Lady Hedgehog is among the mythical imagery that surrounds the goddess in Vinca, East Balkan and Cucuteni sites, during the fifth millennium. Since it is a nocturnal animal, not appearing in the daylight, it becomes a more mystical creature. When startled the hedgehog curls itself into a tight ball from which sharp spines stick out in every direction for protection. These ball representations can be found in graves and churches painted in the red ochre. It is also associated with a cow's uterus, which after parturition remains swollen and covered with warts.

The Bee was used in many of the Minoan pieces from Greece and Crete. She is depicted with wings, bee-like eyes, ridges on her abdomen, and zigzag hair. Frequently they had no head or the head was insect-like. In Greece, the Melissa, "the bees" was the keeper of the soul and ruled life over death.  Probably used as a representation for the "food of the gods" the honey was used in mead making. Honey was food that was good, sweet, healthy, and curative, life-giving powers of honey are legend among men. She was the goddess of regeneration.

The Butterfly was incised in frescos, vases, wall-art, and pottery during the Minoan and Mycenaean periods. Figures of women with wings or the double-axe in the shape of a butterfly or chrysalises are quite prevalent. The chrysalis is an emblem of a new life after death similar to the bee as the goddess of regeneration. Caterpillars are also seen as crescents with dots representing the various stages of the butterflies life and transformation.
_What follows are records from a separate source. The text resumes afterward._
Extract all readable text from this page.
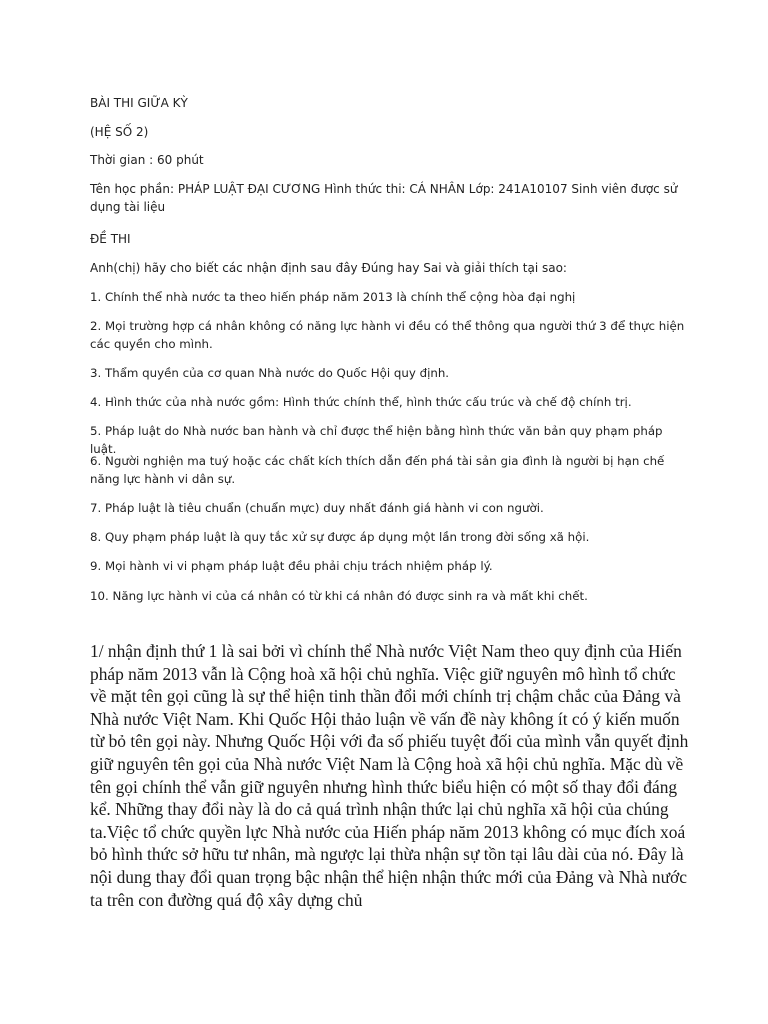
BÀI THI GIỮA KỲ

(HỆ SỐ 2)

Thời gian : 60 phút

Tên học phần: PHÁP LUẬT ĐẠI CƯƠNG Hình thức thi: CÁ NHÂN Lớp: 241A10107 Sinh viên được sử dụng tài liệu

ĐỀ THI

Anh(chị) hãy cho biết các nhận định sau đây Đúng hay Sai và giải thích tại sao:

1. Chính thể nhà nước ta theo hiến pháp năm 2013 là chính thể cộng hòa đại nghị

2. Mọi trường hợp cá nhân không có năng lực hành vi đều có thể thông qua người thứ 3 để thực hiện các quyền cho mình.

3. Thẩm quyền của cơ quan Nhà nước do Quốc Hội quy định.

4. Hình thức của nhà nước gồm: Hình thức chính thể, hình thức cấu trúc và chế độ chính trị.

5. Pháp luật do Nhà nước ban hành và chỉ được thể hiện bằng hình thức văn bản quy phạm pháp luật.

6. Người nghiện ma tuý hoặc các chất kích thích dẫn đến phá tài sản gia đình là người bị hạn chế năng lực hành vi dân sự.

7. Pháp luật là tiêu chuẩn (chuẩn mực) duy nhất đánh giá hành vi con người.

8. Quy phạm pháp luật là quy tắc xử sự được áp dụng một lần trong đời sống xã hội.

9. Mọi hành vi vi phạm pháp luật đều phải chịu trách nhiệm pháp lý.

10. Năng lực hành vi của cá nhân có từ khi cá nhân đó được sinh ra và mất khi chết.

1/ nhận định thứ 1 là sai bởi vì chính thể Nhà nước Việt Nam theo quy định của Hiến pháp năm 2013 vẫn là Cộng hoà xã hội chủ nghĩa. Việc giữ nguyên mô hình tổ chức về mặt tên gọi cũng là sự thể hiện tinh thần đổi mới chính trị chậm chắc của Đảng và Nhà nước Việt Nam. Khi Quốc Hội thảo luận về vấn đề này không ít có ý kiến muốn từ bỏ tên gọi này. Nhưng Quốc Hội với đa số phiếu tuyệt đối của mình vẫn quyết định giữ nguyên tên gọi của Nhà nước Việt Nam là Cộng hoà xã hội chủ nghĩa. Mặc dù về tên gọi chính thể vẫn giữ nguyên nhưng hình thức biểu hiện có một số thay đổi đáng kể. Những thay đổi này là do cả quá trình nhận thức lại chủ nghĩa xã hội của chúng ta.Việc tổ chức quyền lực Nhà nước của Hiến pháp năm 2013 không có mục đích xoá bỏ hình thức sở hữu tư nhân, mà ngược lại thừa nhận sự tồn tại lâu dài của nó. Đây là nội dung thay đổi quan trọng bậc nhận thể hiện nhận thức mới của Đảng và Nhà nước ta trên con đường quá độ xây dựng chủ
The Bull (or Cow) goddesses of Catal Huyuk were held revered for their life-giving milk. The cows were venerated, not just slaughtered for their meat. This horned representation of the goddess is found throughout the world. In East Africa still worship the bull and the cow. Bear was used sometimes to represent the maternal mother and child, frequently masked.

THE PREGNANT GODDESS
Goddess of fertility, unlike the Earth Goddesses, she is always pregnant with life-giving seed. A goddess so endowed that she watches over the fertility of all the world - the crops, the animals, as well as the humans and their material possessions. She is the goddess of the grain harvest, frequently made into amulets. Most of the time she is nude, her belly incised with a snake, a spiral, or the lozenge and the dot, representing the seed and the sown field. Early Cucuteni figurines from the western Ukraine area were actually impressed with the seeds of the grain. Large buttocks, full breasts and hips, mark these figures, fecund females. Frequently she is depicted as a pig, with it's fast growing-body, it's body was probably equated with the ripening of the crops. Later, in Greece rites were done with suckling pigs to honor Demeter and Kore.
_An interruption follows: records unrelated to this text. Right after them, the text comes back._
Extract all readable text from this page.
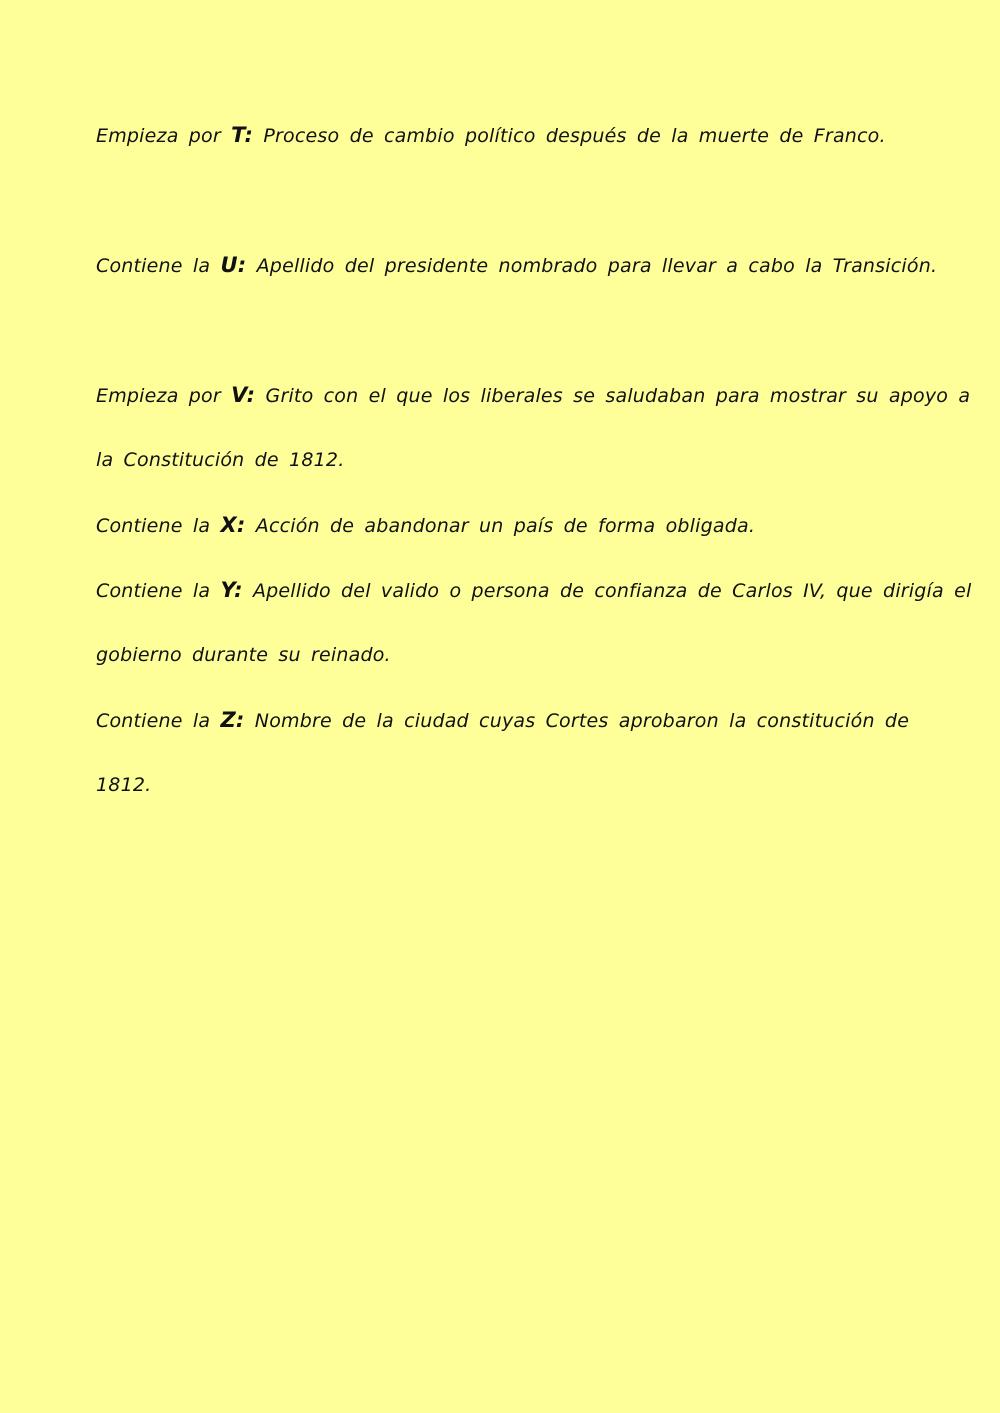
Empieza por T: Proceso de cambio político después de la muerte de Franco.
Contiene la U: Apellido del presidente nombrado para llevar a cabo la Transición.
Empieza por V: Grito con el que los liberales se saludaban para mostrar su apoyo a
la Constitución de 1812.
Contiene la X: Acción de abandonar un país de forma obligada.
Contiene la Y: Apellido del valido o persona de confianza de Carlos IV, que dirigía el
gobierno durante su reinado.
Contiene la Z: Nombre de la ciudad cuyas Cortes aprobaron la constitución de
1812.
These are but just a few of the many examples of the ancient ones. When we do ritual we frequently invoke the Mother Earth or the Gods of Old, the Ancient Ones, do we really know who they were? I believe this is an important factor in the education of today's modern pagan. Marija Gimbutas and the other feminist archeologists are at best controversial in their interpretations of the archeological finds and what they mean. We live in a patriarchal society and in the past men have dominated this field, therefore their world views of the finds have had a definite male-dominated slant. Today, new thoughts are merging that "sing to the souls" of those of us who "remember a different world" and have a love of the Goddess within our hearts.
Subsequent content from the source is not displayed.